How does the bastard do it? And do it so OFTEN? It never ceases to amaze me. Plus, there are SO MANY words on this album! I bet only Pete Townshend's ALL THE BEST COWBOYS HAVE CHINESE EYES boasts a word count even close.

I came to this LP a few years after its release. Actually, I was a fairly late convert to the whole Costello scene. The first one I bought new was GOODBYE CRUEL WORLD, often listed as his worst album -- even by EC himself. The title of this blog was plastered across the top of the poster for the album, a copy of the thing I have stuck somewhere. Whether it's a masterpiece is open to debate and endless geekdom, but if you have a copy, you oughta play it.

September 05, 2007

Word of the day: Blamestorm

Heard this one today. It was a new one on me.

The Urban Dictionary defines BLAMESTORM as: "A meeting, usually corporate or governmental, to decide who should be blamed for the incompetence of the organization itself."

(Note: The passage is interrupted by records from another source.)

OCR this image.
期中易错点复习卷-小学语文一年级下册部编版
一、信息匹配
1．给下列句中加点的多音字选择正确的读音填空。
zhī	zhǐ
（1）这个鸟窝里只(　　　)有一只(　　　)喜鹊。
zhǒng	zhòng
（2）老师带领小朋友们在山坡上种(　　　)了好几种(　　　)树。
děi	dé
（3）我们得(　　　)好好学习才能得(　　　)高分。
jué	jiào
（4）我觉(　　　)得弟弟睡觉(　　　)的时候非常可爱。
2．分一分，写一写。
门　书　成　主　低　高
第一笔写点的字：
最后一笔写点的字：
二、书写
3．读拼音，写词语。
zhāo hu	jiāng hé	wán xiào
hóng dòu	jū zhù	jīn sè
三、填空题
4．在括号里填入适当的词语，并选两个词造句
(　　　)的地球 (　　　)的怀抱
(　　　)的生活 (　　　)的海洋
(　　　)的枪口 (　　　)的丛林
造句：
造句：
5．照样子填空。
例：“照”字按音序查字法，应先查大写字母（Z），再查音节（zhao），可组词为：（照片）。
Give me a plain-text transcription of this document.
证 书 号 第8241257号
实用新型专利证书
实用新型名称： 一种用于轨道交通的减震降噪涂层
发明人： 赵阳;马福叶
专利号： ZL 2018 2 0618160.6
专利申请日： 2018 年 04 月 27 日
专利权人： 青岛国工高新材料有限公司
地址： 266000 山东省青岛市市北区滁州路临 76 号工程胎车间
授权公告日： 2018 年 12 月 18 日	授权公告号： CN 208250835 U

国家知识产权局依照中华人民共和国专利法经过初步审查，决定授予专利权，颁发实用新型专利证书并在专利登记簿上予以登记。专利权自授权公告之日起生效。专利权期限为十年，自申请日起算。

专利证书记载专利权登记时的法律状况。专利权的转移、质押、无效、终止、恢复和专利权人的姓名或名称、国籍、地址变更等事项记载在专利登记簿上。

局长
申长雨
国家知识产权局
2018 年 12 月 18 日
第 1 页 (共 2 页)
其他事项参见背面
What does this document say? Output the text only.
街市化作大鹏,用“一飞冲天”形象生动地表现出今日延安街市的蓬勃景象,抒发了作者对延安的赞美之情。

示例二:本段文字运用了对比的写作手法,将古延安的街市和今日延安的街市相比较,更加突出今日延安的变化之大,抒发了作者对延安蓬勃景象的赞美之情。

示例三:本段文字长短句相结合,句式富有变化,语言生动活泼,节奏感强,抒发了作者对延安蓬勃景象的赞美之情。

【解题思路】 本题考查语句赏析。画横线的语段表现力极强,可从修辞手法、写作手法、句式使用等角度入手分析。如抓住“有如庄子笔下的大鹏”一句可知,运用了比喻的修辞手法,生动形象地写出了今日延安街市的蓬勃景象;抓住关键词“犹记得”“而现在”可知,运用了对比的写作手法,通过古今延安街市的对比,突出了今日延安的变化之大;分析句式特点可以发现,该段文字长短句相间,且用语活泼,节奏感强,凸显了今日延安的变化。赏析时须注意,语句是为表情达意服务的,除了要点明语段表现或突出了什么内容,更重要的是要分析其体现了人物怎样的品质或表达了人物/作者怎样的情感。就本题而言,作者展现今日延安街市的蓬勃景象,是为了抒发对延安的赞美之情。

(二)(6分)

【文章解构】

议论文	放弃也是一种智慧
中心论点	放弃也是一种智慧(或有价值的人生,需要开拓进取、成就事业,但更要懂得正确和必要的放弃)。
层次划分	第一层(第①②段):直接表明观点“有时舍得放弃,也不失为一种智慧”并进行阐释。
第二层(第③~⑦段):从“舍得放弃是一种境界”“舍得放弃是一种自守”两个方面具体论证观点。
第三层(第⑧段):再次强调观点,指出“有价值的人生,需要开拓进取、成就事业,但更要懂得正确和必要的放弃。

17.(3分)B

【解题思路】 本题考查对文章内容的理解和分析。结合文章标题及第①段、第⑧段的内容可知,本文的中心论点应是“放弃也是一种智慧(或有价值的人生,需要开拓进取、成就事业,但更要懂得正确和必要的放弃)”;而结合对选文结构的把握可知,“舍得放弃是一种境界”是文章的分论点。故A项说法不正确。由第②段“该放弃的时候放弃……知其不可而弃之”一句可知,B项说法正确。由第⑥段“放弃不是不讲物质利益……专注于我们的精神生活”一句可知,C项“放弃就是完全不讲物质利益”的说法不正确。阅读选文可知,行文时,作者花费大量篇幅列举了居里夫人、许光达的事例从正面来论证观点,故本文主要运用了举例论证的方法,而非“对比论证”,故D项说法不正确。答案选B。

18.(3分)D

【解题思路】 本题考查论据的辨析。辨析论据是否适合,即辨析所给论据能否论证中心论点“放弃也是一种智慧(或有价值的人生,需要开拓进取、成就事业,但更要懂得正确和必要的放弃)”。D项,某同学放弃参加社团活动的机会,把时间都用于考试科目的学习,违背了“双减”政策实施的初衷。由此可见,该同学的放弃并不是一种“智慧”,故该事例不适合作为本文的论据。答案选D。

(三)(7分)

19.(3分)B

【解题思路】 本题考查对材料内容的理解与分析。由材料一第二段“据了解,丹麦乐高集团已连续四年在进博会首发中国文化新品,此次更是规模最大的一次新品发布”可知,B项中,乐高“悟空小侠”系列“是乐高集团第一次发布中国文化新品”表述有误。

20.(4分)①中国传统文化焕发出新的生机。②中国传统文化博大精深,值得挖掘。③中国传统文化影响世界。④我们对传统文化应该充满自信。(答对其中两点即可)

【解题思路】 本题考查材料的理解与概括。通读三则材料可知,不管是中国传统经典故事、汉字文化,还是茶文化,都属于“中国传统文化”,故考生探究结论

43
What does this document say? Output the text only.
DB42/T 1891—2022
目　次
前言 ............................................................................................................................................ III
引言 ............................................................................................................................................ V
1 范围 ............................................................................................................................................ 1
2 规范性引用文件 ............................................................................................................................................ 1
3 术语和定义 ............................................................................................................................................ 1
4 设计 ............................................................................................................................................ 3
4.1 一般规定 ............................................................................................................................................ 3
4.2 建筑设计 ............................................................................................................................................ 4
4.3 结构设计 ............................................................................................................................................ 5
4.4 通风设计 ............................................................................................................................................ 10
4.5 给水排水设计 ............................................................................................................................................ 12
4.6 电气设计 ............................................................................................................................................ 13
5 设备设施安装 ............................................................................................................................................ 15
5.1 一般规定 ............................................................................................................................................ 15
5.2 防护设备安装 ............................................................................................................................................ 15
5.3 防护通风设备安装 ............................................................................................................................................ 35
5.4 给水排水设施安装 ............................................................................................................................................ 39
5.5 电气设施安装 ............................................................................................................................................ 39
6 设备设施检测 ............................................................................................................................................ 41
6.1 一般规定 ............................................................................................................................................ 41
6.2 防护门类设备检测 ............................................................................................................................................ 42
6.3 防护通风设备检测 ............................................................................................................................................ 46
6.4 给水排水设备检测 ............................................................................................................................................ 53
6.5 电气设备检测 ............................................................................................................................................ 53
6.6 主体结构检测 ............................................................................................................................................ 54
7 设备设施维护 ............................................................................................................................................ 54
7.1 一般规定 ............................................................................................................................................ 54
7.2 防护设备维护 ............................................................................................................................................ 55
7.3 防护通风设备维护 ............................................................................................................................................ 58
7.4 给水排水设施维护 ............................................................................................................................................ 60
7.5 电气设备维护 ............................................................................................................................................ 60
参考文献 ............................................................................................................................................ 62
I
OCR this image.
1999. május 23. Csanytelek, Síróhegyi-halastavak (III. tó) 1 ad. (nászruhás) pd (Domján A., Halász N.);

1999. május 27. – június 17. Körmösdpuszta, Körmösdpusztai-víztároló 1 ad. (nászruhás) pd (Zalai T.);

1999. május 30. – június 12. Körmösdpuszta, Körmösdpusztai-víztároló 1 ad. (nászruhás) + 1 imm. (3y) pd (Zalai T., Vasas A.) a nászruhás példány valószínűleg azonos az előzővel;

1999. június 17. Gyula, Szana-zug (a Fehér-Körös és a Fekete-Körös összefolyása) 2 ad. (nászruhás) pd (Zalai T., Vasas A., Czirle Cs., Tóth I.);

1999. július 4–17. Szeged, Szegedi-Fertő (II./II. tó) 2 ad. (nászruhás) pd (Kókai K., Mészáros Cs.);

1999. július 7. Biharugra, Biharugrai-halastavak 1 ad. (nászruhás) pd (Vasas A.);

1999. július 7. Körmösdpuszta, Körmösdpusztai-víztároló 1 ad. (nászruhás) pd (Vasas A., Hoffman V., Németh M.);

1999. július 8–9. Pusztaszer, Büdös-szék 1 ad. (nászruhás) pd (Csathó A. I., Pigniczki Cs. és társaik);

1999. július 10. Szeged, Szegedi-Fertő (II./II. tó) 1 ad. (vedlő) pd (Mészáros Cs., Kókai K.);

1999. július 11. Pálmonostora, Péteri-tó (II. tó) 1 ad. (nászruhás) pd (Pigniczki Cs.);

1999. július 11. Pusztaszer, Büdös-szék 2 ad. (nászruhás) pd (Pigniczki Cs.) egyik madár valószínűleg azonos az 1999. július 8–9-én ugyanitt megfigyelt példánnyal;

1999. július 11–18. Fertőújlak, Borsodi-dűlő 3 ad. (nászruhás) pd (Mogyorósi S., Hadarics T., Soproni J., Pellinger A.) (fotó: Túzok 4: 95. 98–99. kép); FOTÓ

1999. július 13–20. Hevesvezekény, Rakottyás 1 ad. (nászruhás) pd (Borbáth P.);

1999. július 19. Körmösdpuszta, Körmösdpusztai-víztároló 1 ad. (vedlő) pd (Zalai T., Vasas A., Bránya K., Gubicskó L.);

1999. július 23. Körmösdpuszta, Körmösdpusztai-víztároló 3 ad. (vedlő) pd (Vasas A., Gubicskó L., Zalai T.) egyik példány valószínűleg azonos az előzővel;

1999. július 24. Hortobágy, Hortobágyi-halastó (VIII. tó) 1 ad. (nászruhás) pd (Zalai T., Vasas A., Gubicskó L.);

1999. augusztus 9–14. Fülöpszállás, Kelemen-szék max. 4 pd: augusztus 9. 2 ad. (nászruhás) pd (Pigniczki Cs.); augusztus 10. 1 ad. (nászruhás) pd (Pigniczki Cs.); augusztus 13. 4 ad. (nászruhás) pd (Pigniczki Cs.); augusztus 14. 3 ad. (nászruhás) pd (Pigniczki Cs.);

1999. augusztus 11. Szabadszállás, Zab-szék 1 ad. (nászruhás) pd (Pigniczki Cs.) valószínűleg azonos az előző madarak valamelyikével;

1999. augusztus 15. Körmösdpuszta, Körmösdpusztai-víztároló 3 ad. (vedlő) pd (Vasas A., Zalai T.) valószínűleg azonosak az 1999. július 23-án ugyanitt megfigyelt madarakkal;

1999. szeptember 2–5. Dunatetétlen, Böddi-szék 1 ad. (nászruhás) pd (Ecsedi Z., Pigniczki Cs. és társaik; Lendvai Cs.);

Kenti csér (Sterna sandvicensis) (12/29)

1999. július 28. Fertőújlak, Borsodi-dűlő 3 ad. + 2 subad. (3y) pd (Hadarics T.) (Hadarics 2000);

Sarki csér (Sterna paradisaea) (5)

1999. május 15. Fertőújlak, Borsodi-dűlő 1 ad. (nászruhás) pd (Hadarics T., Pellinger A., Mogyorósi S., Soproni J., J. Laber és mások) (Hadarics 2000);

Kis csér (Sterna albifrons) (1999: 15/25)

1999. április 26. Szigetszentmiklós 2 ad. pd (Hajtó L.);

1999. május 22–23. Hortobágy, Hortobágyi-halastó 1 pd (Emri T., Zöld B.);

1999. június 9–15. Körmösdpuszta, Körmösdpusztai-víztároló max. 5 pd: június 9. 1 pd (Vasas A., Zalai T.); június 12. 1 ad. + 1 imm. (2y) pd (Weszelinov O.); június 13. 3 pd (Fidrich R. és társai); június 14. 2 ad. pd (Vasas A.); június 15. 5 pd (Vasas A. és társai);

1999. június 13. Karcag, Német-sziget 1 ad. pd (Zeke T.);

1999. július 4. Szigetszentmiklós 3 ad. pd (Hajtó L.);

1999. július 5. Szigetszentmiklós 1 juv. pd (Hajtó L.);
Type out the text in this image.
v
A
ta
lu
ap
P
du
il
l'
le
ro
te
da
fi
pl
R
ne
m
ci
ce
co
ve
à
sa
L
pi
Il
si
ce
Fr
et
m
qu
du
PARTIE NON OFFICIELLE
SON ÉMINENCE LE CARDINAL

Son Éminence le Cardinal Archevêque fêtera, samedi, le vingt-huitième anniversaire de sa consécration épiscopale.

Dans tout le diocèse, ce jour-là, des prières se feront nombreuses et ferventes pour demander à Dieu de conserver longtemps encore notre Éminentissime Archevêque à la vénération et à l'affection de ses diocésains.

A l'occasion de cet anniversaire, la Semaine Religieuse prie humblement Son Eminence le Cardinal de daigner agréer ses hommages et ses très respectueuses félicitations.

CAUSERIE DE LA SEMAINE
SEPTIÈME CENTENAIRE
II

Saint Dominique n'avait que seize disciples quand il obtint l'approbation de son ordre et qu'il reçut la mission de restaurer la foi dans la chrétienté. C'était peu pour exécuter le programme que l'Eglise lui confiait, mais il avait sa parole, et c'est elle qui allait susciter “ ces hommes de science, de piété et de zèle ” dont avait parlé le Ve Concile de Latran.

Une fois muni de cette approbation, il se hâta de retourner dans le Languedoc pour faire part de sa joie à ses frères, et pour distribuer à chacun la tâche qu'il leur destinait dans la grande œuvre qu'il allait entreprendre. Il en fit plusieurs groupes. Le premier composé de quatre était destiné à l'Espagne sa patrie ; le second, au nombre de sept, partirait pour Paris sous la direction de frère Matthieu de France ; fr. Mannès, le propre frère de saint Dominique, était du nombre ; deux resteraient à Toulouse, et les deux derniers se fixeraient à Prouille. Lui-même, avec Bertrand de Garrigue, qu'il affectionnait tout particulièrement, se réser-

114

I'm currently involved in a project where it appears just such a meeting took place. However, that would indicate a level of organization that I don't believe this company is capable of. So, probably what we had around here was what the late, great Hunter S. Thompson referred to as a SHIT MIST.

Yeah, that's what it was. And unfortunately, some of it got on me.